[Date Prev][Date Next][Thread Prev][Thread Next][Date Index][Thread Index]

RE: [idn] homograph attacks



We list what we do as opposed what we do not do at
http://www.verisign.com/products-services/naming-and-directory-services/nami
ng-services/internationalized-domain-names/idn-standards/idn-character-varia
nts/page_002087.html.  Korean is missing from this list and should be there.

We are currently updating this portion of the site. 

As far as Tajik, and for that matter most of the languages that have
available tags, the matter is the availability of tables to support the
tags.  I am not an expert on Tajik, but I do know that there may be some
mapping that may be inclined to do for their language between scripts.  I
don't know, so I have to wait for the table.  It would be the same if the
Germans determined that want to map u with ü.  I can't and won't make that
determination.  VeriSign has always wanted to use the tables that were
developed by appropriate bodies (either NICs or local language bodies), but
the development process for those tables appears to be stalled at best.  For
many languages there are just no tables.

CJK tables are clearly available and have been deployed within VeriSign.  As
others are developed we are deploying them.  We are moving forward this year
with German, Danish, Swedish, Norwegian and Thai as those tables have been
listed with appropriate documentation on IANA.  There are ccTLDs that have
IDN programs that have not listed their table or have identified characters
that serve a broader community within their constituency such as Denic
opening up 92 additional characters or NASK developing their own Hebrew and
Arabic tables.  These don't speak to a language, but the practices of a
specific tld.

Pat

-----Original Message-----
From: "Martin v. Löwis" [mailto:martin@v.loewis.de] 
Sent: Tuesday, February 15, 2005 3:29 PM
To: Kane, Pat
Cc: tedd; idn@ops.ietf.org; ericj@shmoo.com
Subject: Re: [idn] homograph attacks

Kane, Pat wrote:
> VeriSign does prevent domains with the Russian language tag from
commingling
> A-Z with the Cyrillic characters.  It does permit 0-9 and the dash to be
> used.  This filter also applies to other Cyrillic based languages such as
> Belarusian, Ukrainian, Serbian, Macedonian and Bulgarian.  
> 
> There are other languages that are listed within ISO 639-2 that today use
a
> combination of Latin and Cyrillic as they were originally Latin based
(Tajik
> was Arabic prior to being Latin based), migrated to Cyrillic during the
> Soviet era and today are migrating back to Latin.

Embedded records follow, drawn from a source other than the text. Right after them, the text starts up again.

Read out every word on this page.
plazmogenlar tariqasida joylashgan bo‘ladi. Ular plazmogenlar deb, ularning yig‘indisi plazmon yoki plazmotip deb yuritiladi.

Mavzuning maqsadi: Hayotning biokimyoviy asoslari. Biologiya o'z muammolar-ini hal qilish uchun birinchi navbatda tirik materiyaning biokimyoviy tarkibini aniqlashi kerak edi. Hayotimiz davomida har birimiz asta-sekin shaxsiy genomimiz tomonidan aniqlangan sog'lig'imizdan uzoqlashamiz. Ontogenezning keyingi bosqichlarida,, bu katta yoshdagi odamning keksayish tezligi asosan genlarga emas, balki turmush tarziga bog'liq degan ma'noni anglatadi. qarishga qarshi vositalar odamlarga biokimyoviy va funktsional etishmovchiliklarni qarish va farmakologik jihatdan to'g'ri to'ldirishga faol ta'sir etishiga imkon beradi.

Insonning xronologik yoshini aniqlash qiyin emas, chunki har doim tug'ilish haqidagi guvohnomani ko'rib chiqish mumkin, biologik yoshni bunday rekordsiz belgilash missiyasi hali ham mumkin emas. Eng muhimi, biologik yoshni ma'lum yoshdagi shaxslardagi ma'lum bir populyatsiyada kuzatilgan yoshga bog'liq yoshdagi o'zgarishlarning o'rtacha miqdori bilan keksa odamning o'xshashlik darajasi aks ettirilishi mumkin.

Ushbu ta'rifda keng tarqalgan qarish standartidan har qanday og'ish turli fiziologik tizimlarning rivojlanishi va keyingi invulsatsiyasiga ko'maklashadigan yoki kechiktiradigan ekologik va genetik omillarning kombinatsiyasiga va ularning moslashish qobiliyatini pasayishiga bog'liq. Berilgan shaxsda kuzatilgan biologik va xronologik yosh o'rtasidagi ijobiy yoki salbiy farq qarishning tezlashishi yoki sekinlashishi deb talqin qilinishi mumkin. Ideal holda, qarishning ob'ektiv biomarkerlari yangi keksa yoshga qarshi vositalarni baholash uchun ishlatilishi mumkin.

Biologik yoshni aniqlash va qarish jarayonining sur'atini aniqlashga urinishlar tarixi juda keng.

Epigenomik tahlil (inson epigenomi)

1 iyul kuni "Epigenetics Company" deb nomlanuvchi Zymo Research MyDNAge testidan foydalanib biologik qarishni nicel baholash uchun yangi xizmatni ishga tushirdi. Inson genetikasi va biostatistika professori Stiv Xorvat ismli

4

Thanks for the clarification. Is this information publically available
somehow? On

http://www.verisign.com/static/002533.pdf

I can find the language code list (which shows that indeed TGK and RUS
might be treated differently); I wonder whether you somehow list the
constraints implemented for each tag. How did the applicant know that
he would have to use Tajik in order to get a cyrillic letter into an
otherwise latin label?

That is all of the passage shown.